Google parent Alphabet has surprised on the upside after sales surged to $56.9bn for the last three months of 2020 – up from $46bn the year before – on the back of a rampant YouTube and recovery in search advertising.
Google’s advertising rebound
Alphabet has rebounded strongly from the immediate impact of Covid-19, as reflected in stonking fourth-quarter earnings that blew away even the most optimistic observers.
Key to the internet giant’s success has been the runaway hit of YouTube among a locked-down populace, where revenues totaled $6.9bn for the year (up from $4.7bn the year previous) with revenues in the last quarter alone totaling $5bn.
Another bright spot was search and advertising revenue, which stood at a healthy $31.bn for the year – a significant strengthening of Google’s financial position from the $27.2bn recorded just a year before.
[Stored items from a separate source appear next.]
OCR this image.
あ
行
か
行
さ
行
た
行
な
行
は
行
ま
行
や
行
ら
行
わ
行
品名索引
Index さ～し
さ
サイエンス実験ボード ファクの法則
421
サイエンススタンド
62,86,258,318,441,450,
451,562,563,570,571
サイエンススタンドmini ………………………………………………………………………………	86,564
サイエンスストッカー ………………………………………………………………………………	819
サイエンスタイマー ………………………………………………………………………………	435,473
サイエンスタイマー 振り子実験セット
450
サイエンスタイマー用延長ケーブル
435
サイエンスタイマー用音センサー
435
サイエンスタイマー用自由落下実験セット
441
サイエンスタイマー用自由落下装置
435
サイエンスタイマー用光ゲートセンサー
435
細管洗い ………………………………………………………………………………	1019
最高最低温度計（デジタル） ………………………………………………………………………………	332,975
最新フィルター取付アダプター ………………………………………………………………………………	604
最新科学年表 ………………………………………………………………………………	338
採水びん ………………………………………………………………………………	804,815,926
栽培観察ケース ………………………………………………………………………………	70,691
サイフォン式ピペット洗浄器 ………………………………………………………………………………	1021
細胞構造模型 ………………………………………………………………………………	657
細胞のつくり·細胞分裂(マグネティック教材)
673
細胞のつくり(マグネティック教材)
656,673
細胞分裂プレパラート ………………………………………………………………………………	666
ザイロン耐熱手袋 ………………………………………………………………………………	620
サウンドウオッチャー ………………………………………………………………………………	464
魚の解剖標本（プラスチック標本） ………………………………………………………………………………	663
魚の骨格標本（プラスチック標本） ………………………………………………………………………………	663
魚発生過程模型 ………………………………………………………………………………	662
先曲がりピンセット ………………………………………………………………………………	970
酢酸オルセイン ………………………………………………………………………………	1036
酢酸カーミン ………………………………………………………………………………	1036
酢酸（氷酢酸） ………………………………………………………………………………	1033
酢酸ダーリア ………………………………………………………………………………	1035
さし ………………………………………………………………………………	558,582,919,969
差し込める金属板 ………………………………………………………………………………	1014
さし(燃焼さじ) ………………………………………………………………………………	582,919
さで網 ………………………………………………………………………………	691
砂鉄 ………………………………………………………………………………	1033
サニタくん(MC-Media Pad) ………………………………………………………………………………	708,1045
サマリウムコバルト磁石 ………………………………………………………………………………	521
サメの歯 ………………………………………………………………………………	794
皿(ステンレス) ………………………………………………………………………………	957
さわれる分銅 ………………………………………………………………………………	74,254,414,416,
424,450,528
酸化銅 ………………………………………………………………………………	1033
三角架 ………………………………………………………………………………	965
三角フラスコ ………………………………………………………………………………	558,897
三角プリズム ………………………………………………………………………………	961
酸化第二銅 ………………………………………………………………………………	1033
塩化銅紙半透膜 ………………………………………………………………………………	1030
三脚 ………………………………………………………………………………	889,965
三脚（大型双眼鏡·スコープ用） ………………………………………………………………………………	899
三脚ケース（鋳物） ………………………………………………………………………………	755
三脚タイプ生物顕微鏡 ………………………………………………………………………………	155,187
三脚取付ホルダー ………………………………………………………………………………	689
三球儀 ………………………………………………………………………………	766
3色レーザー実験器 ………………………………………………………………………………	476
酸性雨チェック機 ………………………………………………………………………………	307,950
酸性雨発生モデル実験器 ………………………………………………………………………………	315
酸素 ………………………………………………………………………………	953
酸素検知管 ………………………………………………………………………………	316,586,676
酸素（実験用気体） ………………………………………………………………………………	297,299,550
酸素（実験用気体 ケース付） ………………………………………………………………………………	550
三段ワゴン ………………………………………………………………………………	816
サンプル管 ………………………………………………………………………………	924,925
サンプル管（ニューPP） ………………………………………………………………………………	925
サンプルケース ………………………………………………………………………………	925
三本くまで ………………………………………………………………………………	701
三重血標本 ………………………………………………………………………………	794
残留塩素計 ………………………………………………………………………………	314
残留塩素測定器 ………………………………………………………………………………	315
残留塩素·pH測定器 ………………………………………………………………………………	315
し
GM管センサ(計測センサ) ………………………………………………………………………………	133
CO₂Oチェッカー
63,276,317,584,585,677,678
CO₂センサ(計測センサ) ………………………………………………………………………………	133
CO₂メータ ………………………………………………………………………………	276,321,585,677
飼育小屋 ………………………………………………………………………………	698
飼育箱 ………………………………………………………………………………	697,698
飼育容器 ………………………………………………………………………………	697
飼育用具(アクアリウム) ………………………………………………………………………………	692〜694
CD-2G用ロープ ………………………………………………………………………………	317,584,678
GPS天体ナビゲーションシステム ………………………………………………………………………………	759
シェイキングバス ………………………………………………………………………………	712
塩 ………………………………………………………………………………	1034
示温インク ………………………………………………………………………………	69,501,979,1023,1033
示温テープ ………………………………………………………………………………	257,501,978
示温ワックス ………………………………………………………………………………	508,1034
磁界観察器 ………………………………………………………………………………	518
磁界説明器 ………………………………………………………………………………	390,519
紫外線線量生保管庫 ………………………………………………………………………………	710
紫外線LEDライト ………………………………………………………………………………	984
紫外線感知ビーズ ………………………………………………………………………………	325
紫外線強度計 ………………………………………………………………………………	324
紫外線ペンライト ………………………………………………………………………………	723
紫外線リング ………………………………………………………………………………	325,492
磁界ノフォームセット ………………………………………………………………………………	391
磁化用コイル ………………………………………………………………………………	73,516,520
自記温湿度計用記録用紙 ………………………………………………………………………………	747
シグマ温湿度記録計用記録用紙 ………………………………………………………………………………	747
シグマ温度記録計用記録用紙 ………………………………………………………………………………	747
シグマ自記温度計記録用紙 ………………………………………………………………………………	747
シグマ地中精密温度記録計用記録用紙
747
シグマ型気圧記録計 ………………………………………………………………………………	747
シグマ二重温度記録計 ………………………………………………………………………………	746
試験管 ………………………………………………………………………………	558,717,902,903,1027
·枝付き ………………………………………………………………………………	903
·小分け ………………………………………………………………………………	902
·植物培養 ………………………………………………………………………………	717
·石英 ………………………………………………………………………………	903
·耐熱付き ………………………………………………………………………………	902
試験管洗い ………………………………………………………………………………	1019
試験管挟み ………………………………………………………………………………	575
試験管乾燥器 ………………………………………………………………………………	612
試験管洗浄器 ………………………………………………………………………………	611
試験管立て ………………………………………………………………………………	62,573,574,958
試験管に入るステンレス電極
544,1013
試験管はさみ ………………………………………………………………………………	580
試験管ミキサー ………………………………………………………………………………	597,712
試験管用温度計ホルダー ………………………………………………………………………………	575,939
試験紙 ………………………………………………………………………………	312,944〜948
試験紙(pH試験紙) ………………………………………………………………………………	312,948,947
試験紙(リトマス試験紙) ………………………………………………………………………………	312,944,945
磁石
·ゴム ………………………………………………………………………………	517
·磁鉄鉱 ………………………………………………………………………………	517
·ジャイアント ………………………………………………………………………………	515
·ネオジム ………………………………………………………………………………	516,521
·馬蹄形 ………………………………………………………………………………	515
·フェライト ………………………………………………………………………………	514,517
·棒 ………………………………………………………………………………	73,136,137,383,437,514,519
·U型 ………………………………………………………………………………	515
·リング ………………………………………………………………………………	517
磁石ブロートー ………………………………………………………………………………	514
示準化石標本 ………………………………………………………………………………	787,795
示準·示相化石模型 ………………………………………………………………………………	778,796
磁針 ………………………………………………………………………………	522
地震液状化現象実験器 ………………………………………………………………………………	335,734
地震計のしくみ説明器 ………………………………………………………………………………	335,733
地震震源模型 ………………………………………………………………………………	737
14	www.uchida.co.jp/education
These twin engines of growth helped power group revenues northward towards $56.bn in the fourth quarter, a 23% premium on the year prior when the corresponding figure stood at $46.1bn.
Pichai also praised YouTube’s e-commerce and educational functionality as key to a rapid rebound from the initial shock of the pandemic, which hit Google hard before it recovered ground in the third and fourth quarters.
With viewing time on the increase, brand advertising and connected TV remaining the chief growth drivers at YouTube, complementing Google’s more mature search and display ad business.
Behind the attention-grabbing heavy hitters, Google Cloud revenues weighed in at $13bn for 2020 and $3.8bn for the quarter, broadly in line with expectations.
This masked a small but significant rise in operating losses from $1.19bn to $1.24bn but is set to become another Google golden goose as investors turn their capital to back winners in the so-called ’cloud wars’ between Alphabet, Amazon and Microsoft.
Google’s results coincide with its first detailed roadmap for the rollout of Federated Learning of Cohorts (FLoC), a privacy focussed replacement for third-party cookies necessary for the targeted delivery and measurement of ads.
Google’s mounting financial and digital clout is raising concern among regulators, sparking a stand-off with Australia over a proposed mandatory code of conduct that would oblige it to pay publishers for content it shares.